Médecins payés à la performance: une idée "intéressante", une mise en oeuvre difficile
La rémunération à la performance est "philosophiquement intéressante", car elle met en valeur le "bon boulot", mais sa mise en oeuvre inquiète Stéphane Fraize, médecin généraliste installé en Dordogne, qui expérimente déjà depuis deux ans un dispositif comparable.

Source photo : Marc Le Chelard [AFP/Archives]
Comme quelque 15.000 généralistes, ce médecin de 38 ans a signé en 2009 un contrat d'amélioration des pratiques individuelles (Capi), qui a inspiré la prime à la performance désormais étendue à tous ses confères et vient compléter le traditionnel paiement à l'acte.
"Dans ma pratique quotidienne, ça n'a pas changé grand-chose parce que j'étais d'emblée relativement dans les clous.
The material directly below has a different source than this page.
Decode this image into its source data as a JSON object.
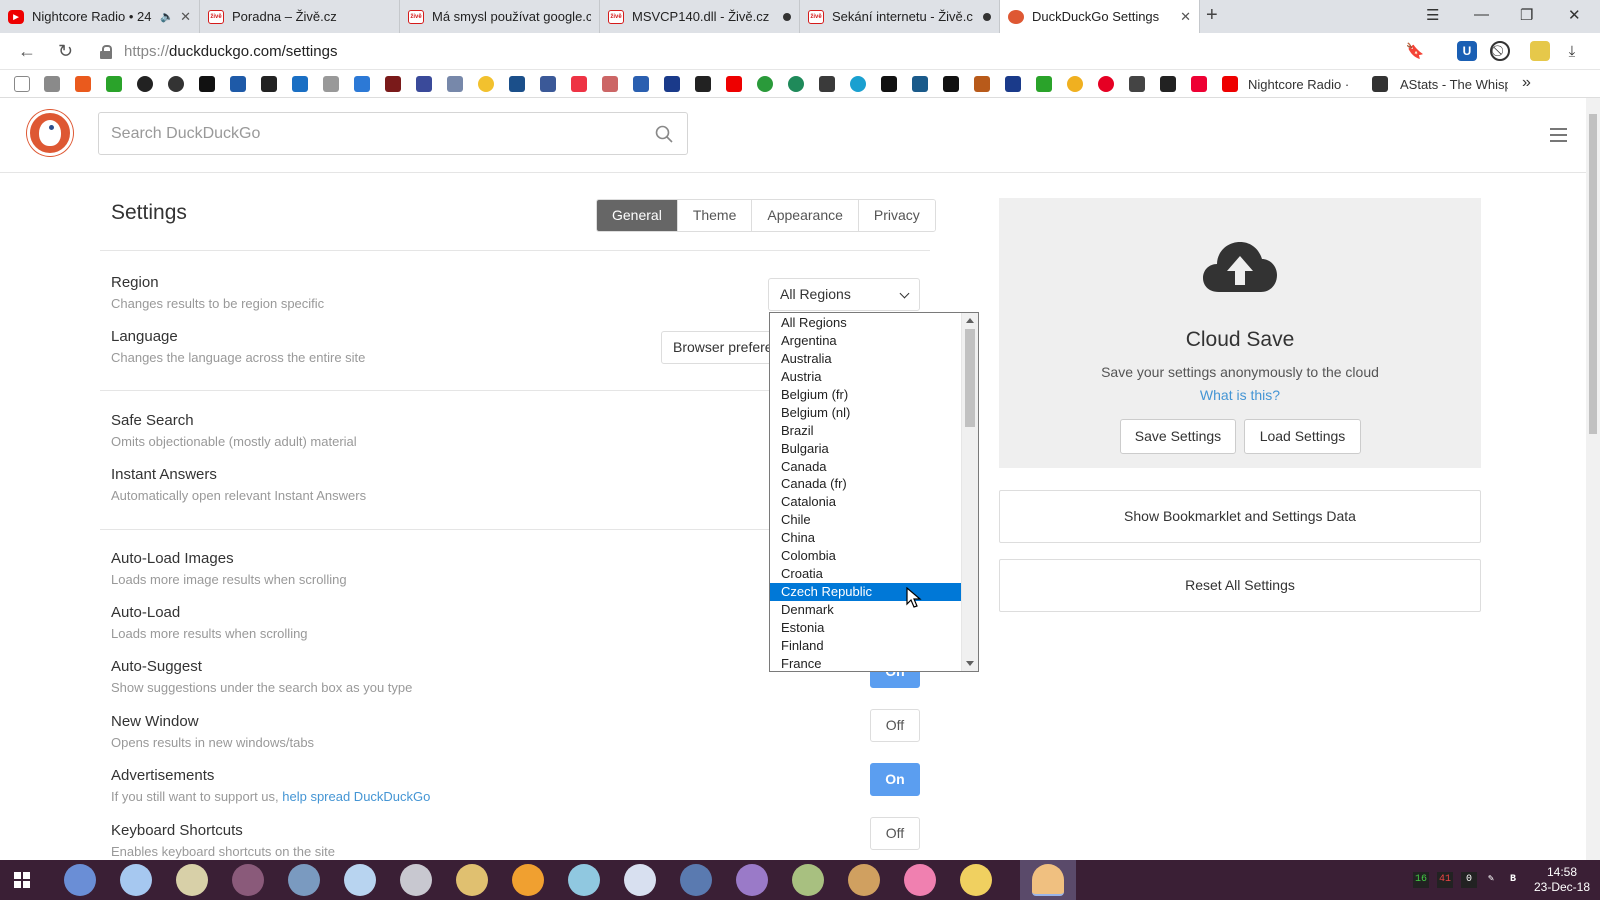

Et, du point de vue financier, ça fait un complément qui est bon à prendre", explique à l'AFP le Dr Fraize, qui a touché 3.600 euros de prime la première année.
Cette prime vient récompenser le respect d'objectifs fixés par l'assurance maladie, en termes de prise en charge des patients, de prescription ou encore de prévention.
"J'étais tout à fait favorable à la philosophie, parce que nous avions jusqu'alors un système qui ne rémunérait que la quantité, et finalement qu'on fasse du bon boulot ou pas, ça ne changeait rien", résume le Dr Fraize.
"Donc le Capi, et aujourd'hui ces évolutions proposées par la convention, sont intéressants car ils introduisent des critères qualitatifs", dit ce médecin installé depuis 6 ans en milieu rural.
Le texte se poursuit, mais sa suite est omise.